Il n’en reste pas moins, que les lanceurs d’alerte sont des personnages controversés qui font couler beaucoup d’encre. Petit rappel de l’actualité récente : l’analyste de l’Agence Nationale de Sécurité américaine Edward Snowden est inculpé "d’espionnage" pour avoir transmis à la presse des documents top secret des deux programmes de surveillance massive Prisme et Xkeyscore. Réfugié à Hong-Kong, il déclare : "Je suis prêt à tout sacrifier, car je ne peux pas, en conscience, laisser le gouvernement américain détruire la protection de la vie privée". Barack Obama, devant s’expliquer sur ces écoutes généralisées, assure que les Etats-Unis, n’espionnent pas les "gens ordinaires" et promet davantage de transparence. Il y a aussi le cas de Bradley Manning qui a fourni, courant 2010, 250 000 câbles diplomatiques 500 000 rapports militaires classés secret défense à Wikileaks.

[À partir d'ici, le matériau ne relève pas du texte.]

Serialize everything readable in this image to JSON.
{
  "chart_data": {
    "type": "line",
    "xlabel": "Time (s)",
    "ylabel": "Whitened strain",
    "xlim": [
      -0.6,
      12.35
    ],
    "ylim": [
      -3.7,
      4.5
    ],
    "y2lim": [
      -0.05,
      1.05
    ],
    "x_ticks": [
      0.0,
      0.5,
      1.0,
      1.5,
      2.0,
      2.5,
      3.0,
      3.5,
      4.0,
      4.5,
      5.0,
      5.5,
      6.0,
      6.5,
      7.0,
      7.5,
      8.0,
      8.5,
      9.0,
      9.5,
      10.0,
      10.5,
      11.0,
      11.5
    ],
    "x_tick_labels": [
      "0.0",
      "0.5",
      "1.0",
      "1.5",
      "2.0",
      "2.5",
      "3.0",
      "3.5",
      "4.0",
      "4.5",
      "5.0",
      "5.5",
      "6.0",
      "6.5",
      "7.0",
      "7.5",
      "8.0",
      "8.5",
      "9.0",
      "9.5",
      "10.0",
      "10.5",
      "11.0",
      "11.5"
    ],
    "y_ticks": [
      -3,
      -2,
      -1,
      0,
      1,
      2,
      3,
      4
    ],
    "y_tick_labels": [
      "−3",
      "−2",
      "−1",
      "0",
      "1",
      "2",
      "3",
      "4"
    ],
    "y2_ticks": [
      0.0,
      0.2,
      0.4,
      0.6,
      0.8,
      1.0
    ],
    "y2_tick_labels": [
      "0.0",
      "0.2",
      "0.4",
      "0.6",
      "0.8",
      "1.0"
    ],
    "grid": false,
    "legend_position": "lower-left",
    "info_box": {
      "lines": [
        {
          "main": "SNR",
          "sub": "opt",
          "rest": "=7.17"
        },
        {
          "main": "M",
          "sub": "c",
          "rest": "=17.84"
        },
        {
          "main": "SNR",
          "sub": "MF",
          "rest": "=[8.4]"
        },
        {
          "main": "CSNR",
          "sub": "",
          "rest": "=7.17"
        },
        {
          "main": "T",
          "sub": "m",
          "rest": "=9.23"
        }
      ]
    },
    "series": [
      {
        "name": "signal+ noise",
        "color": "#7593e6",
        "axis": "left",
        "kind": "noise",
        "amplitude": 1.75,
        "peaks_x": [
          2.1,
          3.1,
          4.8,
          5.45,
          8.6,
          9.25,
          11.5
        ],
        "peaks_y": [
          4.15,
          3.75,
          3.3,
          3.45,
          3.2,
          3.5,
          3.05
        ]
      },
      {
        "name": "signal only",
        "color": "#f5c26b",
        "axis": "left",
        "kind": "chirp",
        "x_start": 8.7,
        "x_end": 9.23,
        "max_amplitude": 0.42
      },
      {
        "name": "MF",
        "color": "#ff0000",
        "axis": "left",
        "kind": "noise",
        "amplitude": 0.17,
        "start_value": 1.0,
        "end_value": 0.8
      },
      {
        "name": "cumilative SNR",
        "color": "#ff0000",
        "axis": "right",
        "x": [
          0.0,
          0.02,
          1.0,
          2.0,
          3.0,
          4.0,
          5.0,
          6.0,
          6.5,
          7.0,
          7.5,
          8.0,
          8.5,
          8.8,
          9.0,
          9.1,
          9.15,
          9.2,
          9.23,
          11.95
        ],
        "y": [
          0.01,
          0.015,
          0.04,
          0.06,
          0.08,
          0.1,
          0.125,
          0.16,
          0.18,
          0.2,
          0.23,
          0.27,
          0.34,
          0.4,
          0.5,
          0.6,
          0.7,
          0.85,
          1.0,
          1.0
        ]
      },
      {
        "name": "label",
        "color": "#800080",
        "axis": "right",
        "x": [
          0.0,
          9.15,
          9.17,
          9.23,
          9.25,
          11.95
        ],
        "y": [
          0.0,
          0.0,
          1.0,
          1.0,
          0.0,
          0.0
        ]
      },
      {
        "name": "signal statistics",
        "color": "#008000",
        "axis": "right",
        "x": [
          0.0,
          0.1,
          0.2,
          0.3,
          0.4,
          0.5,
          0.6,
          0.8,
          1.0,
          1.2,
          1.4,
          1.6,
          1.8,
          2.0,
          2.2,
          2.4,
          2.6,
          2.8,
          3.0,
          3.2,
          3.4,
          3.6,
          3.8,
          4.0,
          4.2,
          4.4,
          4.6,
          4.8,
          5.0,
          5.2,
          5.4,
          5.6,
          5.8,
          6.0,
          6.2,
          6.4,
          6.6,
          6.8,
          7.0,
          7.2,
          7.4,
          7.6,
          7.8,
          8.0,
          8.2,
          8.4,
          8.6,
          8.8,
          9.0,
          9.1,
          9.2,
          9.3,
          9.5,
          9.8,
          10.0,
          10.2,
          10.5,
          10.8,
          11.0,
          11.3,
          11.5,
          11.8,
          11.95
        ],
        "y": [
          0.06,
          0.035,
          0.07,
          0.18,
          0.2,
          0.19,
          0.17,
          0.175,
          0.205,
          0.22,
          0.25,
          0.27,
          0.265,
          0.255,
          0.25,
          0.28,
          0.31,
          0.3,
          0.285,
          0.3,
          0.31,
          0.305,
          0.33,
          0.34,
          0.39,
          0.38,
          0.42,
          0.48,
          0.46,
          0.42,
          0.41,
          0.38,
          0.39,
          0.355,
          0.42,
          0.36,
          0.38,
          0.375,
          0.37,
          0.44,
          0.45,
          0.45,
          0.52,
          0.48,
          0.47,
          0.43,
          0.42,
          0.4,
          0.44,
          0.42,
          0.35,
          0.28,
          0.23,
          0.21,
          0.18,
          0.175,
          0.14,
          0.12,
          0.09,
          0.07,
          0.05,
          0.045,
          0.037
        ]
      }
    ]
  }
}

Dans les deux cas, ces hommes se sont prévalus d’un devoir moral pour divulguer des informations secrètes. Ce faisant, ils sont devenus des héros pour les uns, des irresponsables, voire des traitres pour d’autres. Pourtant leur action s’inscrivait dans la tradition américaine qui remonte à la lute contre la corruption pendant la guerre de Sécession.
En Algérie "deux lanceurs d’alerte" ont défrayé la chronique et continuent, à ce jour, de "plaider" leurs dossiers estimant "détenir la vérité" sur ce qu’ils tentent de dénoncer : Mohamed Slimani, l’ex-chargé de communication des Douanes Nationales, qui a jeté un pavé dans la mare en dénonçant ce qu’il a appelé : "la mafia de l’import/import" et Benyoucef Mellouk, l’auteur du dossier dit "des magistrats faussaires". Tout comme ceux de l’étranger, ces deux hommes font régulièrement l’objet de "poursuites-baillons" qui impactent, gravement, sur leur santé financière et physique, la tranquillité de leur couple et de leur famille, leur sécurité personnelle et leur image.
En France, depuis les années 1990, plusieurs associations ont demandé la mise en place d’une législation afin de protéger les lanceurs d’alerte, en s’inspirant du droit existant dans différents pays, dont les Etats-Unis. Sur cette problématique, le Grenelle de l’Environnement, en France, a proposé une protection juridique des lanceurs d’alerte. Le Gouvernement Fédéral du Canada, quant à lui, s’est doté d’une loi pour la protection des fonctionnaires divulgateurs d’actes répréhensibles. Pour le moment, le lanceur d’alerte suscite autant d’intérêt que de méfiance pour les pouvoirs publics. Pour certains, il relève beaucoup plus de la démocratie participative que de la démocratie représentative. Il continue pourtant à se heurter à la rigueur du droit pénal. Toutes les dispositions législatives de par le monde, tentent, in fine, à encadrer les lanceurs d’alerte plutôt que de les "protéger" et de ce fait, entretiennent une suspicion de "délation".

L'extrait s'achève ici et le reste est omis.